IN53E-01:
Computational Environments and Analysis methods available on the NCI High Performance Computing (HPC) and High Performance Data (HPD) Platform

Friday, 19 December 2014: 1:40 PM
Ben James Kingston Evans1, Clinton Foster2, Stuart A Minchin3, Tim Pugh4, Adam Lewis3, Lesley A Wyborn2, Bradley John Evans5 and Alf Uhlherr6, (1)Australian National University, Canberra, ACT, Australia, (2)Geoscience Australia, Canberra, ACT, Australia, (3)Geoscience Australia, Canberra, Australia, (4)Bureau of Meteorology, Melbourne, Australia, (5)Macquarie University, SOUTH TURRAMURRA, Australia, (6)Commonwealth Scientific and Industrial Research Organisation - CSIRO, Clayton, Australia
Abstract:
The National Computational Infrastructure (NCI) has established a powerful in-situ computational environment to enable both high performance computing and data-intensive science across a wide spectrum of national environmental data collections – in particular climate, observational data and geoscientific assets.
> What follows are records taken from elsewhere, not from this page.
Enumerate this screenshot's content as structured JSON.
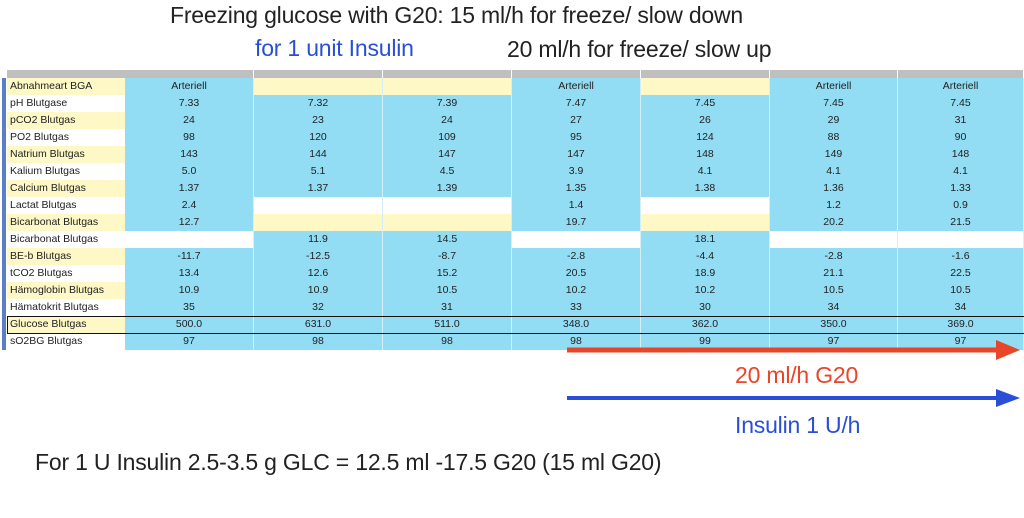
{
  "title_line1": "Freezing glucose with G20: 15 ml/h for freeze/ slow down",
  "title_line2_left": "for 1 unit Insulin",
  "title_line2_right": "20 ml/h for freeze/ slow up",
  "table": {
    "rows": [
      {
        "label": "Abnahmeart BGA",
        "values": [
          "Arteriell",
          "",
          "",
          "Arteriell",
          "",
          "Arteriell",
          "Arteriell"
        ]
      },
      {
        "label": "pH Blutgase",
        "values": [
          "7.33",
          "7.32",
          "7.39",
          "7.47",
          "7.45",
          "7.45",
          "7.45"
        ]
      },
      {
        "label": "pCO2 Blutgas",
        "values": [
          "24",
          "23",
          "24",
          "27",
          "26",
          "29",
          "31"
        ]
      },
      {
        "label": "PO2 Blutgas",
        "values": [
          "98",
          "120",
          "109",
          "95",
          "124",
          "88",
          "90"
        ]
      },
      {
        "label": "Natrium Blutgas",
        "values": [
          "143",
          "144",
          "147",
          "147",
          "148",
          "149",
          "148"
        ]
      },
      {
        "label": "Kalium Blutgas",
        "values": [
          "5.0",
          "5.1",
          "4.5",
          "3.9",
          "4.1",
          "4.1",
          "4.1"
        ]
      },
      {
        "label": "Calcium Blutgas",
        "values": [
          "1.37",
          "1.37",
          "1.39",
          "1.35",
          "1.38",
          "1.36",
          "1.33"
        ]
      },
      {
        "label": "Lactat Blutgas",
        "values": [
          "2.4",
          "",
          "",
          "1.4",
          "",
          "1.2",
          "0.9"
        ]
      },
      {
        "label": "Bicarbonat Blutgas",
        "values": [
          "12.7",
          "",
          "",
          "19.7",
          "",
          "20.2",
          "21.5"
        ]
      },
      {
        "label": "Bicarbonat Blutgas",
        "values": [
          "",
          "11.9",
          "14.5",
          "",
          "18.1",
          "",
          ""
        ]
      },
      {
        "label": "BE-b Blutgas",
        "values": [
          "-11.7",
          "-12.5",
          "-8.7",
          "-2.8",
          "-4.4",
          "-2.8",
          "-1.6"
        ]
      },
      {
        "label": "tCO2 Blutgas",
        "values": [
          "13.4",
          "12.6",
          "15.2",
          "20.5",
          "18.9",
          "21.1",
          "22.5"
        ]
      },
      {
        "label": "Hämoglobin Blutgas",
        "values": [
          "10.9",
          "10.9",
          "10.5",
          "10.2",
          "10.2",
          "10.5",
          "10.5"
        ]
      },
      {
        "label": "Hämatokrit Blutgas",
        "values": [
          "35",
          "32",
          "31",
          "33",
          "30",
          "34",
          "34"
        ]
      },
      {
        "label": "Glucose Blutgas",
        "values": [
          "500.0",
          "631.0",
          "511.0",
          "348.0",
          "362.0",
          "350.0",
          "369.0"
        ]
      },
      {
        "label": "sO2BG Blutgas",
        "values": [
          "97",
          "98",
          "98",
          "98",
          "99",
          "97",
          "97"
        ]
      }
    ]
  },
  "arrow_red_label": "20 ml/h G20",
  "arrow_blue_label": "Insulin 1 U/h",
  "footer": "For 1 U Insulin 2.5-3.5 g GLC = 12.5 ml -17.5 G20 (15 ml G20)",
  "colors": {
    "red": "#e8452a",
    "blue": "#2a4fd6",
    "cell_blue": "#92dcf4",
    "cell_yellow": "#fdf8c6"
  }
}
This paper examines 1) the computational environments that supports the modelling and data processing pipelines, 2) the analysis environments and methods to support data analysis, and 3) the progress in addressing harmonisation of the underlying data collections for future transdisciplinary research that enable accurate climate projections.

NCI makes available 10+ PB major data collections from both the government and research sectors based on six themes: 1) weather, climate, and earth system science model simulations, 2) marine and earth observations, 3) geosciences, 4) terrestrial ecosystems, 5) water and hydrology, and 6) astronomy, social and biosciences. Collectively they span the lithosphere, crust, biosphere, hydrosphere, troposphere, and stratosphere. The data is largely sourced from NCI’s partners (which include the custodians of many of the national scientific records), major research communities, and collaborating overseas organisations.
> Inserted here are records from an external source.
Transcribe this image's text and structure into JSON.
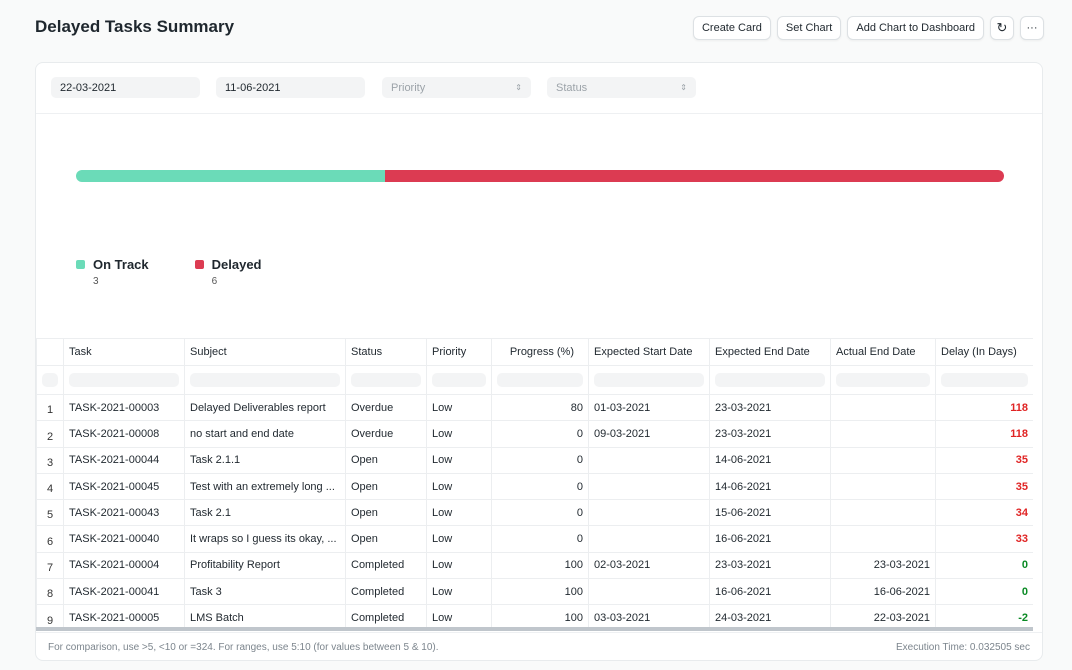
{
  "page": {
    "title": "Delayed Tasks Summary"
  },
  "actions": {
    "create_card": "Create Card",
    "set_chart": "Set Chart",
    "add_chart": "Add Chart to Dashboard",
    "refresh_icon": "refresh-icon",
    "more_icon": "ellipsis-icon"
  },
  "filters": {
    "from_date": "22-03-2021",
    "to_date": "11-06-2021",
    "priority_placeholder": "Priority",
    "status_placeholder": "Status"
  },
  "chart_data": {
    "type": "percentage-bar",
    "categories": [
      "On Track",
      "Delayed"
    ],
    "values": [
      3,
      6
    ],
    "colors": [
      "#6bdbb8",
      "#dc3b52"
    ],
    "legend": "bottom-left"
  },
  "table": {
    "columns": [
      "",
      "Task",
      "Subject",
      "Status",
      "Priority",
      "Progress (%)",
      "Expected Start Date",
      "Expected End Date",
      "Actual End Date",
      "Delay (In Days)"
    ],
    "rows": [
      [
        "1",
        "TASK-2021-00003",
        "Delayed Deliverables report",
        "Overdue",
        "Low",
        "80",
        "01-03-2021",
        "23-03-2021",
        "",
        "118"
      ],
      [
        "2",
        "TASK-2021-00008",
        "no start and end date",
        "Overdue",
        "Low",
        "0",
        "09-03-2021",
        "23-03-2021",
        "",
        "118"
      ],
      [
        "3",
        "TASK-2021-00044",
        "Task 2.1.1",
        "Open",
        "Low",
        "0",
        "",
        "14-06-2021",
        "",
        "35"
      ],
      [
        "4",
        "TASK-2021-00045",
        "Test with an extremely long ...",
        "Open",
        "Low",
        "0",
        "",
        "14-06-2021",
        "",
        "35"
      ],
      [
        "5",
        "TASK-2021-00043",
        "Task 2.1",
        "Open",
        "Low",
        "0",
        "",
        "15-06-2021",
        "",
        "34"
      ],
      [
        "6",
        "TASK-2021-00040",
        "It wraps so I guess its okay, ...",
        "Open",
        "Low",
        "0",
        "",
        "16-06-2021",
        "",
        "33"
      ],
      [
        "7",
        "TASK-2021-00004",
        "Profitability Report",
        "Completed",
        "Low",
        "100",
        "02-03-2021",
        "23-03-2021",
        "23-03-2021",
        "0"
      ],
      [
        "8",
        "TASK-2021-00041",
        "Task 3",
        "Completed",
        "Low",
        "100",
        "",
        "16-06-2021",
        "16-06-2021",
        "0"
      ],
      [
        "9",
        "TASK-2021-00005",
        "LMS Batch",
        "Completed",
        "Low",
        "100",
        "03-03-2021",
        "24-03-2021",
        "22-03-2021",
        "-2"
      ]
    ]
  },
  "footer": {
    "hint": "For comparison, use >5, <10 or =324. For ranges, use 5:10 (for values between 5 & 10).",
    "exec_time": "Execution Time: 0.032505 sec"
  }
}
The data is accessible within an integrated HPC-HPD environment - a 1.2 PFlop supercomputer (Raijin), a HPC class 3000 core OpenStack cloud system and several highly connected large scale and high-bandwidth Lustre filesystems. This computational environment supports a catalogue of integrated reusable software and workflows from earth system and ecosystem modelling, weather research, satellite and other observed data processing and analysis.
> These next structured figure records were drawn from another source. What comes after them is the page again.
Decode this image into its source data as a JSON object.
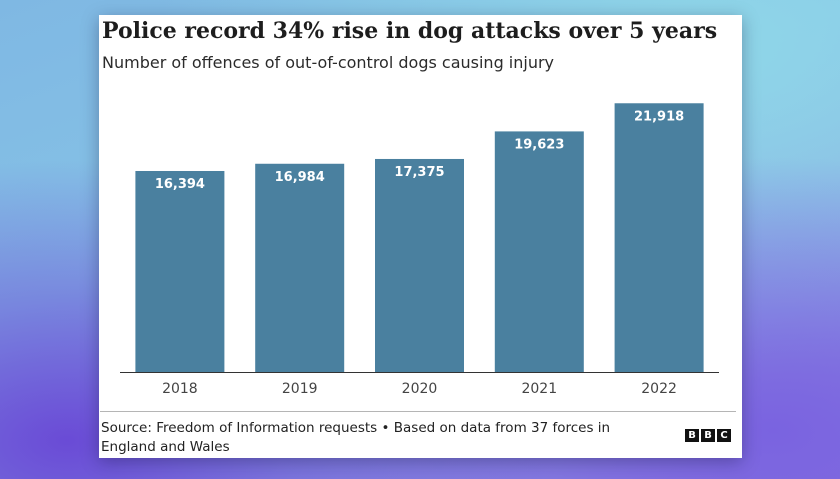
{
  "chart_data": {
    "type": "bar",
    "title": "Police record 34% rise in dog attacks over 5 years",
    "subtitle": "Number of offences of out-of-control dogs causing injury",
    "categories": [
      "2018",
      "2019",
      "2020",
      "2021",
      "2022"
    ],
    "values": [
      16394,
      16984,
      17375,
      19623,
      21918
    ],
    "value_labels": [
      "16,394",
      "16,984",
      "17,375",
      "19,623",
      "21,918"
    ],
    "ylim": [
      0,
      23000
    ],
    "grid": false,
    "legend": "none",
    "bar_color": "#4a809f"
  },
  "footer": {
    "source": "Source: Freedom of Information requests • Based on data from 37 forces in England and Wales",
    "logo_letters": [
      "B",
      "B",
      "C"
    ]
  }
}
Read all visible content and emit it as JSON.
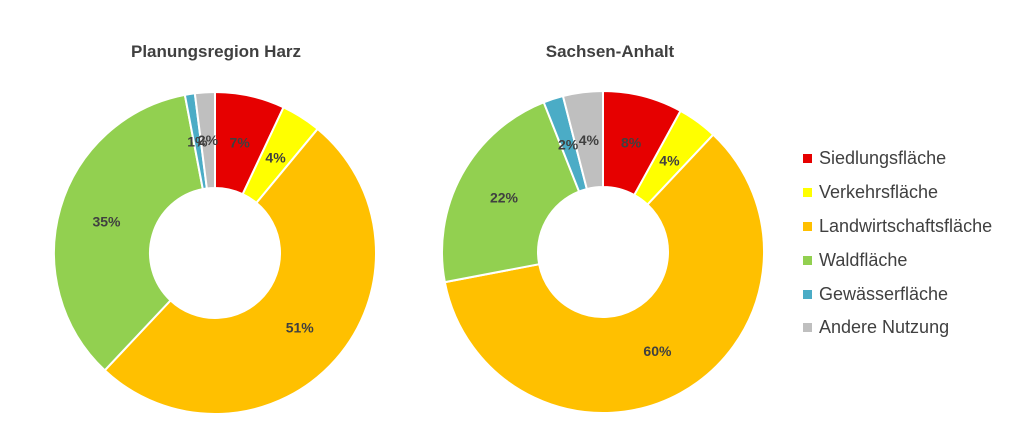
{
  "chart_data": [
    {
      "type": "pie",
      "title": "Planungsregion Harz",
      "categories": [
        "Siedlungsfläche",
        "Verkehrsfläche",
        "Landwirtschaftsfläche",
        "Waldfläche",
        "Gewässerfläche",
        "Andere Nutzung"
      ],
      "values": [
        7,
        4,
        51,
        35,
        1,
        2
      ],
      "value_labels": [
        "7%",
        "4%",
        "51%",
        "35%",
        "1%",
        "2%"
      ]
    },
    {
      "type": "pie",
      "title": "Sachsen-Anhalt",
      "categories": [
        "Siedlungsfläche",
        "Verkehrsfläche",
        "Landwirtschaftsfläche",
        "Waldfläche",
        "Gewässerfläche",
        "Andere Nutzung"
      ],
      "values": [
        8,
        4,
        60,
        22,
        2,
        4
      ],
      "value_labels": [
        "8%",
        "4%",
        "60%",
        "22%",
        "2%",
        "4%"
      ]
    }
  ],
  "legend": {
    "position": "right",
    "items": [
      {
        "label": "Siedlungsfläche",
        "color": "#E60000"
      },
      {
        "label": "Verkehrsfläche",
        "color": "#FFFF00"
      },
      {
        "label": "Landwirtschaftsfläche",
        "color": "#FFC000"
      },
      {
        "label": "Waldfläche",
        "color": "#92D050"
      },
      {
        "label": "Gewässerfläche",
        "color": "#4BACC6"
      },
      {
        "label": "Andere Nutzung",
        "color": "#BFBFBF"
      }
    ]
  }
}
To enable transdisciplinary research on this scale, data needs to be harmonised so that researchers can readily apply techniques and software across the corpus of data available and not be constrained to work within artificial disciplinary boundaries. Future challenges will involve the further integration and analysis of this data across the social sciences to facilitate the impacts across the societal domain, including timely analysis to more accurately predict and forecast future climate and environmental state.